L’un des traits les plus marquants de la psychologie politique québécoise, c’est le sentiment d’être à l’abri du tumulte du monde. Non pas que les Québécois s’en fichent, bien qu’on pourrait le croire, si on pense à la part réduite des actualités internationales dans notre paysage médiatique. Mais ils entretiennent un rapport un peu léger avec lui, comme si on pouvait s’y projeter seulement sur la base de bons sentiments. On distingue dans le monde des bons et des méchants. C’est un point de vue strictement moral et humanitaire. Un point de vue immature.
Mais on exprime plus difficilement nos propres intérêts. Ce n’est pas surprenant quand on y pense: telle est la vie provinciale. Ce sont les nations indépendantes qui habitent le monde, qui nouent des alliances, qui doivent négocier avec d’autres nations, chacune consciente de ses intérêts. Les provinces, elles, se contentent de subir ce que les pouvoirs qui les surplombent ont décidé pour elles. On ne l’a jamais vraiment compris, mais s’il y a un prix à payer pour l’indépendance, il y a un prix encore plus grand à payer pour ne pas la faire et rester sous une tutelle étrangère.
Long préambule pour parler d’une chose toute simple: Trump et le Québec. Non pas que le premier se passionne pour le second. On devine que le président américain peut situer notre pays sur une carte, mais on peut être à peu près certain qu’il n’y connaît pas grand-chose. Mais la présidence américaine ne sera pas sans effets sur nos intérêts économiques, principalement sur le plan de l’agriculture. Je résume d’un mot: la politique commerciale des États-Unis sous Trump, qui s’éloigne de la philosophie libre-échangiste qui s’est imposée en Amérique du nord au fil des décennies, nous place dans une situation impossible. L’économie québécoise se projette en bonne partie dans l’économie américaine: elle pourrait maintenant y rencontrer un mur.
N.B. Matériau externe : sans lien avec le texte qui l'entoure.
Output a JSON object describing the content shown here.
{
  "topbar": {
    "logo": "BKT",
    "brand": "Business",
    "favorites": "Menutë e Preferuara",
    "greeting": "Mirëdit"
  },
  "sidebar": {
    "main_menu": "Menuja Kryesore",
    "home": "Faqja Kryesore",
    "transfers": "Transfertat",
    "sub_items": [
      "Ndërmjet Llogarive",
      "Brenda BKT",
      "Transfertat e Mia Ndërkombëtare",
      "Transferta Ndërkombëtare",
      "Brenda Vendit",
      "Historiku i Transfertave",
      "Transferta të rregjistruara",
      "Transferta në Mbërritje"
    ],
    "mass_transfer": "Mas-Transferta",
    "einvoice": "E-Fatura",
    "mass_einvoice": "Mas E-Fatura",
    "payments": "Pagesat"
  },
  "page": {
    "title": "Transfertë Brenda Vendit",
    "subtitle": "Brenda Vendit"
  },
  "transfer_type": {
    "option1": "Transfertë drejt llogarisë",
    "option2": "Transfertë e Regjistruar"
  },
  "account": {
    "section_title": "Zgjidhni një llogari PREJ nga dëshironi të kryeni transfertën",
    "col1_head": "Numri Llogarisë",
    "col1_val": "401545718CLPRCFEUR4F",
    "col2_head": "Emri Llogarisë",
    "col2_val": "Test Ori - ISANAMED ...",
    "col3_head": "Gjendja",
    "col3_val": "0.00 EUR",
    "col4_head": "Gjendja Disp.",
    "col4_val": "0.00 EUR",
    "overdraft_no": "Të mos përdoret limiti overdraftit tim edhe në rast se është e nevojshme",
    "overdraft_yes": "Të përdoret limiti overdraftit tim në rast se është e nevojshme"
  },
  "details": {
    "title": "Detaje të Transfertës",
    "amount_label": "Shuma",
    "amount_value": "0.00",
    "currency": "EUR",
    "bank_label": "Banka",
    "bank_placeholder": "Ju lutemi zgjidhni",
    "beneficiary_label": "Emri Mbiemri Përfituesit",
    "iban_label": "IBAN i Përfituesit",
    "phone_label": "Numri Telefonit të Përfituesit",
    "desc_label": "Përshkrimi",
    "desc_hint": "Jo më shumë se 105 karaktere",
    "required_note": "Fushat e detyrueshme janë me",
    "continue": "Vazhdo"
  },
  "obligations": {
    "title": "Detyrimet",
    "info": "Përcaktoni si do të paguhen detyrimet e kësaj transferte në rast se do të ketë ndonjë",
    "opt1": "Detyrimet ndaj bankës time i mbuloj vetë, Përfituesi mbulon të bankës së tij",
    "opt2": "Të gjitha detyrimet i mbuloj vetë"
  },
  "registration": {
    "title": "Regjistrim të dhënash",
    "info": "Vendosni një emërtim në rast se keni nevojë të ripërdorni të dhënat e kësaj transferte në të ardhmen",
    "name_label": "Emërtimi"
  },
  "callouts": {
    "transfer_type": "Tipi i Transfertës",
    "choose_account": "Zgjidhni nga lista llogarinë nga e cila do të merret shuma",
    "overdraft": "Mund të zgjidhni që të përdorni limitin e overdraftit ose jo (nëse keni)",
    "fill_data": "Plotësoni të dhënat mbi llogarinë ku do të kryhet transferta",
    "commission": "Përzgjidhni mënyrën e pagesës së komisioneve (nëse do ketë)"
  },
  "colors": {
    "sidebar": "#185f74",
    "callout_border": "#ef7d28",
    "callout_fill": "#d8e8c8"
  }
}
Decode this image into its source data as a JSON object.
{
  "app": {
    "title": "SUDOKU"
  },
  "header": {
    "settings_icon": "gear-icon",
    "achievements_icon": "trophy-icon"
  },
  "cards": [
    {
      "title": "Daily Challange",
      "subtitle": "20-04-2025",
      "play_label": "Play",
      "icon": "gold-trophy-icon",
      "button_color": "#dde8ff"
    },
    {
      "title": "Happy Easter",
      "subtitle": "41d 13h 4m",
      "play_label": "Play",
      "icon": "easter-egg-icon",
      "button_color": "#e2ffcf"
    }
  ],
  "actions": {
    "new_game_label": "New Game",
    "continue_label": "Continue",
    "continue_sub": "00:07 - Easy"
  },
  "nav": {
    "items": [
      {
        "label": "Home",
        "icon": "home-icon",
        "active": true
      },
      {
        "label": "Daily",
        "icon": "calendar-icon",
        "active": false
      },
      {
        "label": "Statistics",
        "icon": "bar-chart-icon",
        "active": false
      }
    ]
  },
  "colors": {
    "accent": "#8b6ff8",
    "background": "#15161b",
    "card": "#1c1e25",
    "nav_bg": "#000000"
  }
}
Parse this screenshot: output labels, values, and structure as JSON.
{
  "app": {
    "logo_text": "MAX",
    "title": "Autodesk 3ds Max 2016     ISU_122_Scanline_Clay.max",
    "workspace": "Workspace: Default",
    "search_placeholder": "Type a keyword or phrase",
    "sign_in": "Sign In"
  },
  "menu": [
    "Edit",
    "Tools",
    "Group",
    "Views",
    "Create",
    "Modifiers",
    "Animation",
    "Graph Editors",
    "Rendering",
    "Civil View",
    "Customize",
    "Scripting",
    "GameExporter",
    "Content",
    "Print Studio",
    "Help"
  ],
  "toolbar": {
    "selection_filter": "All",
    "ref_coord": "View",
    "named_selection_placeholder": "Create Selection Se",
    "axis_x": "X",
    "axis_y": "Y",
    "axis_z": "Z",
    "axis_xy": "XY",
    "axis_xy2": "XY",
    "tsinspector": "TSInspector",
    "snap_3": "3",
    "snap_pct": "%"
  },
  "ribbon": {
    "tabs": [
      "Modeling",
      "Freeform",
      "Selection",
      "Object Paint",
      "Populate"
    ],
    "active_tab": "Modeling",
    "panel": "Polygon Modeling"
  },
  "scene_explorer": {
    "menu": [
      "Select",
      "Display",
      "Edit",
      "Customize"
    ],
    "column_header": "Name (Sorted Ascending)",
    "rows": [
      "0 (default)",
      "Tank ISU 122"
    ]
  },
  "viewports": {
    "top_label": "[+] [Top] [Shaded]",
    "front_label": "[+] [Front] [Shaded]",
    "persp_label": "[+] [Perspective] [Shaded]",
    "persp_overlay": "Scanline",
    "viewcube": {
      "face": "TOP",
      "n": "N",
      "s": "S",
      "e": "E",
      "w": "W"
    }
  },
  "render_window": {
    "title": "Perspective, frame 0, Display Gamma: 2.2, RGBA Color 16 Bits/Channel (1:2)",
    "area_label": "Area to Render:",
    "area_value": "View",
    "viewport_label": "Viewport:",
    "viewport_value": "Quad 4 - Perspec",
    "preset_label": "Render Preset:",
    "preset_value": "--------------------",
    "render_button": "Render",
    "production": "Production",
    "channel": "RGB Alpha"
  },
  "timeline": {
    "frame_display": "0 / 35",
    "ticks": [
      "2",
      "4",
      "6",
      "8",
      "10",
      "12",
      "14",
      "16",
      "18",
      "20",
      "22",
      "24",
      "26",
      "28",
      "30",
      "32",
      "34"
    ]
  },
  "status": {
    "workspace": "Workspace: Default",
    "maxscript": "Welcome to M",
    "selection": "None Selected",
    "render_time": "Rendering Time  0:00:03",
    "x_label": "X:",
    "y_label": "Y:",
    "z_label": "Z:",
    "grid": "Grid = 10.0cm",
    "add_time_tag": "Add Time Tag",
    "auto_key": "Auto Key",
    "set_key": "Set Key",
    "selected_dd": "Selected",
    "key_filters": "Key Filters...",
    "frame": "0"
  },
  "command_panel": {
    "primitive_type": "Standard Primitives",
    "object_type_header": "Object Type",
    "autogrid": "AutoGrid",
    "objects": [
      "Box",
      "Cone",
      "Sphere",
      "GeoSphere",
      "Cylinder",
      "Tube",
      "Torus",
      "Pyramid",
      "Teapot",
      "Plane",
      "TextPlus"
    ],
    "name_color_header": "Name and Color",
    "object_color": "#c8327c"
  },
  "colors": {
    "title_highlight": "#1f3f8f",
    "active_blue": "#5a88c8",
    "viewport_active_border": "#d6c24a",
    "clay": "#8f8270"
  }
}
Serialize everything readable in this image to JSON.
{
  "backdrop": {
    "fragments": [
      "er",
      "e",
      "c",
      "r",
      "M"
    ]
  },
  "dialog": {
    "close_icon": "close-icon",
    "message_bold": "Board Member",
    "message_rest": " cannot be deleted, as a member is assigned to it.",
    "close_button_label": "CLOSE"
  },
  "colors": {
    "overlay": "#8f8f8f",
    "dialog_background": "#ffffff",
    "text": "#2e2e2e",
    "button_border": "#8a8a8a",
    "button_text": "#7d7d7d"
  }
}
On le sait, par protectionnisme, Trump a pensé en finir avec l’ALÉNA. Certains s’en réjouiront peut-être, au nom de cette variété très particulière de nationalisme qui veut marquer la rupture la plus claire possible avec la mondialisation. J’écris «très particulière». Je pourrais écrire: fantasmée. Car c’est justement au nom de nos intérêts nationaux que nous avons fait le choix du libre-échange à la fin des années 1980: il fallait se dégager de l’espace économique canadien et avoir accès à un grand marché. Jacques Parizeau et Bernard Landry avaient théorisé la chose: le libre-échange en Amérique du Nord allait aider la souveraineté du Québec. C’était un moment important de notre histoire: à ce moment, nous étions capables d’avoir une réflexion sur nos intérêts nationaux en termes réalistes, loin des doctrines moralisatrices.
Retour à notre présent: il nous faudra faire preuve du même réalisme. Devant la présidence Trump et ce qu’elle annonce pour notre époque, il faudrait que nous rebâtissions une vision québécoise des relations internationales et une politique pour encaisser les coups qui viendront. Les différents secteurs de notre société en auront besoin. Le milieu agricole aussi.